Anthony, who has worked for 30+ years as a professor in the Humanities, brings this accumulated knowledge and experience to his depictions of this community.  Like Sam, he also moved from New York to teach in Eastern Kentucky when he was younger.  No doubt he is drawing upon insights, if not experiences, gained from that part of his life.

He has a sensitive eye that is able to draw out the complex qualities and perspectives of multiple characters.  A powerful scene that ignites the novel’s narrative fuse is in a town meeting at the community Baptist church over the ACLU lawsuit in regards to the teaching of the Bible to public school students.  Instead of pushing a particular agenda here, Anthony instead demonstrates through the rhetorical force of the speakers at the meeting, various perspectives and why people can have valid, yet opposing positions, on important public policy issues.  This scene covered 30 pages and I was riveted all the way up to the slow, but volcanic ending reveal.

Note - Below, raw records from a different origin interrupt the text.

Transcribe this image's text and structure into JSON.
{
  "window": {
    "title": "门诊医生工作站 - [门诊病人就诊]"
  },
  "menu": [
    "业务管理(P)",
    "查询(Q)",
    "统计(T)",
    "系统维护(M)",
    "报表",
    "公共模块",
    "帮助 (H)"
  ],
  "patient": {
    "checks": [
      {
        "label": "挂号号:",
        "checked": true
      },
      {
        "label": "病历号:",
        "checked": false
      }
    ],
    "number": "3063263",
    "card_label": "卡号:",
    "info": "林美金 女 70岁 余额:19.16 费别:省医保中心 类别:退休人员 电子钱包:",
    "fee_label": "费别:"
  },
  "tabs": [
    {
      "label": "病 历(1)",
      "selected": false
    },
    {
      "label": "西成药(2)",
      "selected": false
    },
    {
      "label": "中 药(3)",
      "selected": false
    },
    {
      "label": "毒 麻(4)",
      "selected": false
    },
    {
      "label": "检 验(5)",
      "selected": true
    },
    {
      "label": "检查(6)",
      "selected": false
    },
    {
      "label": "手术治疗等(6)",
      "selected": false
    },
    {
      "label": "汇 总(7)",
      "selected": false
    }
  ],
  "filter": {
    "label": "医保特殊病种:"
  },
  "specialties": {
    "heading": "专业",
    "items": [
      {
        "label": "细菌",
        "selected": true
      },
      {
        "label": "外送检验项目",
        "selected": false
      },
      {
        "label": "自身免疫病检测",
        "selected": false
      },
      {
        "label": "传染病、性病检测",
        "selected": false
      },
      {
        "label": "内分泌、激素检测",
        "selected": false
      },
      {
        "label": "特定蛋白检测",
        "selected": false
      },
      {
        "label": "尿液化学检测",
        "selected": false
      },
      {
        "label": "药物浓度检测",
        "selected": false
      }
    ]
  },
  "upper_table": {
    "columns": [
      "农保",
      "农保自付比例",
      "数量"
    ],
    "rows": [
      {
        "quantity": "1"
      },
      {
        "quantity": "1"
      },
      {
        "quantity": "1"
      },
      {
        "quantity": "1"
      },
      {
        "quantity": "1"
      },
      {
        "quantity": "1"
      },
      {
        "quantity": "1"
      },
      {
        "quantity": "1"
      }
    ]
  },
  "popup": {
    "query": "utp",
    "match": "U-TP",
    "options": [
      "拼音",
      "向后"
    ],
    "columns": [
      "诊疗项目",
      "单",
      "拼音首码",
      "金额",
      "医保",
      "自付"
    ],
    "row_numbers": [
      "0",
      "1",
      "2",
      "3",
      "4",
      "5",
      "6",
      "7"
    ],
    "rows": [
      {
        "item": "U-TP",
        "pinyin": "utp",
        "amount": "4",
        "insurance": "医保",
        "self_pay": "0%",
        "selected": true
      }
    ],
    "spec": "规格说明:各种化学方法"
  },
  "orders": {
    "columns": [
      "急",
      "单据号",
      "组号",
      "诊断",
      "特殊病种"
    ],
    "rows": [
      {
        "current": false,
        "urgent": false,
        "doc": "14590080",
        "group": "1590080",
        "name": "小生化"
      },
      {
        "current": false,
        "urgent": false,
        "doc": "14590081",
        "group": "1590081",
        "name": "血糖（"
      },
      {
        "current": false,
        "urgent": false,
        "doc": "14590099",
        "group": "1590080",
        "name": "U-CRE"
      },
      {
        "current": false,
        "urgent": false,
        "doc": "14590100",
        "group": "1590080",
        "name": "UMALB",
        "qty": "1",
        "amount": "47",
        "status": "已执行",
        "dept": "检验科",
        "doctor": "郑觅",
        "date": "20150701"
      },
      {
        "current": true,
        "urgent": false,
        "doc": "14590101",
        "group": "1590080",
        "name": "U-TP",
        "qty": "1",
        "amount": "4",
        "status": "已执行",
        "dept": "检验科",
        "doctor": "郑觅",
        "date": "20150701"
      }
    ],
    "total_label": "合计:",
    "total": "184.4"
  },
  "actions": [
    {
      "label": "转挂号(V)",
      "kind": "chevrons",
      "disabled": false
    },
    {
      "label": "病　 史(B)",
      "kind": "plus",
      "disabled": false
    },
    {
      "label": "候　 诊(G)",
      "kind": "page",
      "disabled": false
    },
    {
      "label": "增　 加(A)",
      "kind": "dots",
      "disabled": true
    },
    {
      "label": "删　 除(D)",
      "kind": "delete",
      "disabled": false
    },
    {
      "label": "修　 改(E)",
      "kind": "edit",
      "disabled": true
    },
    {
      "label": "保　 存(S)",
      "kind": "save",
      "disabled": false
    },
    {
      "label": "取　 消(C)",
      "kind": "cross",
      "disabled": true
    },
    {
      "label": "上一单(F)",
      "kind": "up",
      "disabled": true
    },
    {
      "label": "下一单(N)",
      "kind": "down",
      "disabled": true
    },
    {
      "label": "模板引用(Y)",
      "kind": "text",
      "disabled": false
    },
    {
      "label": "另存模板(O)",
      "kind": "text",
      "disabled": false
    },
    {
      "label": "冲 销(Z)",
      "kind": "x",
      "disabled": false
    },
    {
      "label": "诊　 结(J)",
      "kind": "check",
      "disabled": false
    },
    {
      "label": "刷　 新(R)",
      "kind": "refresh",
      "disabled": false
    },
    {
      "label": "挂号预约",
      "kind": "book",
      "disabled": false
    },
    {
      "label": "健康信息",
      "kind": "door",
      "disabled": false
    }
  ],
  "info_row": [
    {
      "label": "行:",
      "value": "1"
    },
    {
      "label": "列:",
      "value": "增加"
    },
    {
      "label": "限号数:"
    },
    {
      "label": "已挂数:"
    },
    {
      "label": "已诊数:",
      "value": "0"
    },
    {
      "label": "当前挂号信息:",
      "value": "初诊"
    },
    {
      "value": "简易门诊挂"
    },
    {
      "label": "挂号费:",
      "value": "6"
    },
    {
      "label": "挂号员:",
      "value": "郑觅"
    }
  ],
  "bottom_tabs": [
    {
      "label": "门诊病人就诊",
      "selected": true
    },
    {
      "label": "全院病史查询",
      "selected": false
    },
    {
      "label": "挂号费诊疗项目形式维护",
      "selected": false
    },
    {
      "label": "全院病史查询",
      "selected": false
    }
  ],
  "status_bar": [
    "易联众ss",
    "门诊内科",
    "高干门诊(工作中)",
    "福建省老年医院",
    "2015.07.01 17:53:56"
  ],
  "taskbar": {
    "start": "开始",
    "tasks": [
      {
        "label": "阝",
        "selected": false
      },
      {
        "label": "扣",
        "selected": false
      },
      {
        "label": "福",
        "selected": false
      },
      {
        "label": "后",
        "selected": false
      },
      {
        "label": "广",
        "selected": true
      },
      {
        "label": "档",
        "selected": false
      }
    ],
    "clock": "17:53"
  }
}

Anthony also does a great job of portraying the struggles of local newspapers, where everyone knows everyone, in their duty to cover controversial issues.  Everything must be considered for its likely communal impact and reporting is never a matter of “just say it, as it is.”  A major theme in the novel is that of motivation and intent.  This is powerfully brought to life through the actions of Alma’s sons Jimmy and Mason, both angling, through lack of opportunities, for a job with the coal company that is destroying their homeland.  Like so many other political issues in this story, this one, too, leaves them divided in the results.